Street vendors busy wooing customers, minting money
Kathmandu, September 27:
Crafty street vendors of the capital city are having a boom time, thanks to the festive season.
They know a myriad ways to draw the attention of prospective customers.
“Buy this beautiful hairpin for Rs 5 and woo your ladylove,” shouts a peddler on a street. Anyone who is not familiar with the ways of these people will be easily lured by such calls.
If the item seems to you a bit expensive, you’re sure to find others in the vicinity, who might offer you the same hairpin for a cheaper price.
“Get this shirt for Rs 160,” cries another. The price, of course, can be negotiated.
Stitching a shirt alone costs you anywhere between Rs 120 and Rs 180 in tailoring centres in the capital.
“You can find genuine clothes on the streets,” says a student, Rubin Khatiwada, rummaging through piles of shirts at the New Road Gate.
Rajesh Pathak, who hails from Jhapa, Chandragadi, says, “This is the time we make some money.
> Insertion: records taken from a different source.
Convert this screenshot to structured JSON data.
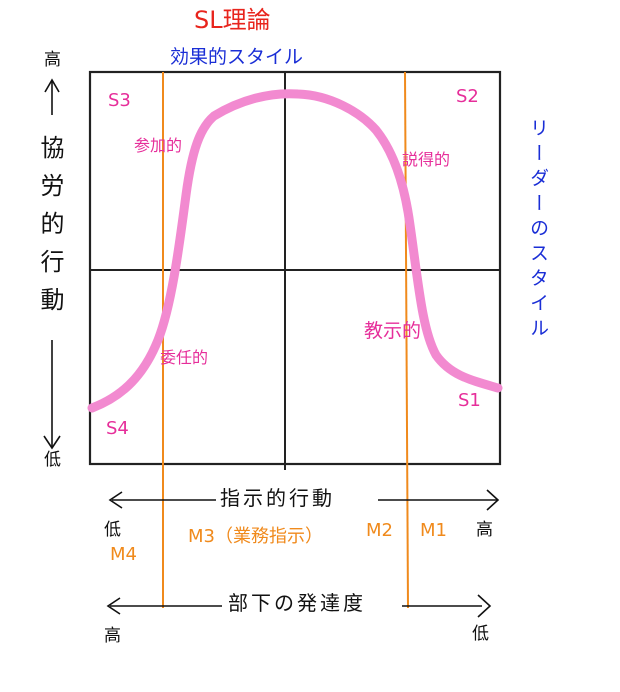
{
  "title": "SL理論",
  "subtitle": "効果的スタイル",
  "right_axis_label": "リーダーのスタイル",
  "y_axis": {
    "label": "協労的行動",
    "high": "高",
    "low": "低"
  },
  "x_axis": {
    "label": "指示的行動",
    "low": "低",
    "high": "高"
  },
  "quadrants": {
    "s1": "S1",
    "s2": "S2",
    "s3": "S3",
    "s4": "S4"
  },
  "styles": {
    "participating": "参加的",
    "persuading": "説得的",
    "delegating": "委任的",
    "directing": "教示的"
  },
  "maturity": {
    "m4": "M4",
    "m3": "M3（業務指示）",
    "m2": "M2",
    "m1": "M1",
    "label": "部下の発達度",
    "high": "高",
    "low": "低"
  },
  "colors": {
    "title": "#e8241c",
    "subtitle": "#1a2ed6",
    "curve": "#f28ad0",
    "style_labels": "#e62e9a",
    "maturity": "#f08a1c",
    "axes": "#111111"
  }
}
We keep on playing hide-and-seek with the municipal staff for the rest of the year. For three years, I have been footing college fees by selling clothes on the street during leisure time.”
Almost all downtown streets in the capital are full of vendors and customers. Never are the streets so crowded and shops extended out into the streets as during festivals.
“Customers make up their mind about what kind of goods they really want to buy only after seeing the goods,” says Ramesh Shrestha, a shopkeeper at Ason.
Peddlers are making money and shoppers with a limited budget, too, are happy.
But the street shops and vendors are surely a nuisance for the busybodies hurrying to their destinations.